Vulnerable software versions

thunderbird (Debian package): 1:52.4.0-1~deb9u1 - 1:68.2.2-1~deb10u1

External links

http://www.debian.org/security/2019/dsa-4585

Q & A

Can this vulnerability be exploited remotely?

Yes. This vulnerability can be exploited by a remote non-authenticated attacker via the Internet.

Is there known malware, which exploits this vulnerability?

No. We are not aware of malware exploiting this vulnerability.

5) Buffer overflow

EUVDB-ID: #VU23375

Risk: High

CVSSv3.1: 7.2 [CVSS:3.1/AV:N/AC:H/PR:N/UI:R/S:C/C:H/I:H/A:H/E:U/RL:O/RC:C]

CVE-ID: CVE-2019-17005

CWE-ID: CWE-119 - Memory corruption

Exploit availability: No

Description

The vulnerability allows a remote attacker to compromise vulnerable system.

The vulnerability exists due to a memory corruption in plain text serializer. A remote attacker can create a specially crafted web page, trick the victim into visiting it, trigger a buffer overflow and execute arbitrary code on the target system.

Successful exploitation of the vulnerability may allow an attacker to compromise vulnerable system.

Mitigation

Update the affected package to version: 1:68.3.0-2~deb9u1, 1:68.3.0-2~deb10u1.

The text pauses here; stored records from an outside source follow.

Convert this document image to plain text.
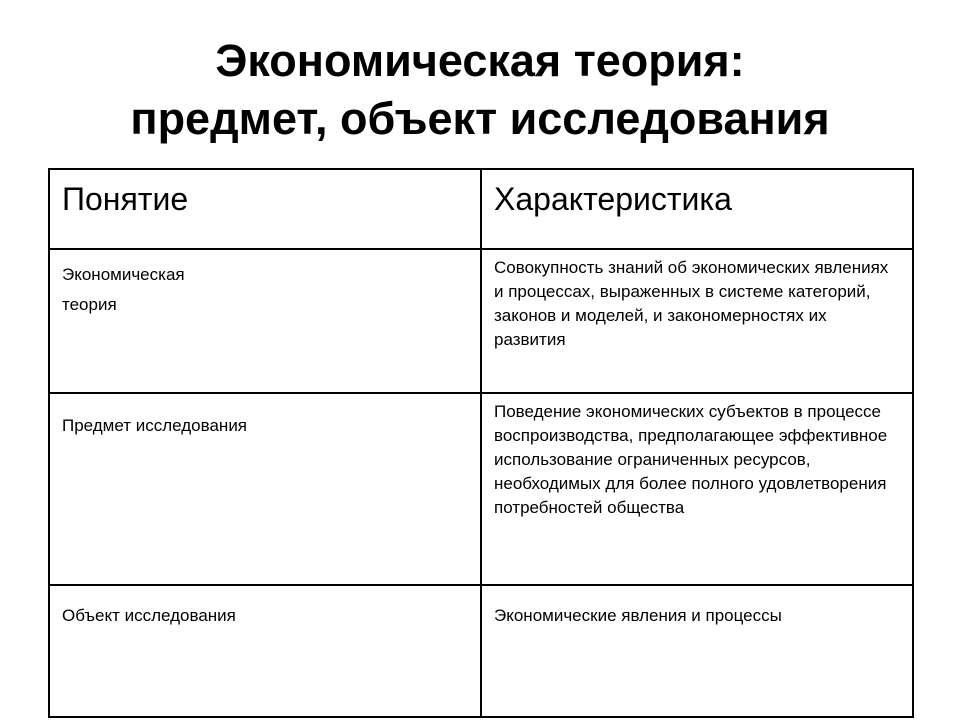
Экономическая теория:
предмет, объект исследования
Понятие	Характеристика

Экономическая
теория	Совокупность знаний об экономических явлениях и процессах, выраженных в системе категорий, законов и моделей, и закономерностях их развития

Предмет исследования	Поведение экономических субъектов в процессе воспроизводства, предполагающее эффективное использование ограниченных ресурсов, необходимых для более полного удовлетворения потребностей общества

Объект исследования	Экономические явления и процессы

Vulnerable software versions

thunderbird (Debian package): 1:52.4.0-1~deb9u1 - 1:68.2.2-1~deb10u1

External links

http://www.debian.org/security/2019/dsa-4585

Q & A

Can this vulnerability be exploited remotely?

Yes. This vulnerability can be exploited by a remote non-authenticated attacker via the Internet.

Is there known malware, which exploits this vulnerability?

No. We are not aware of malware exploiting this vulnerability.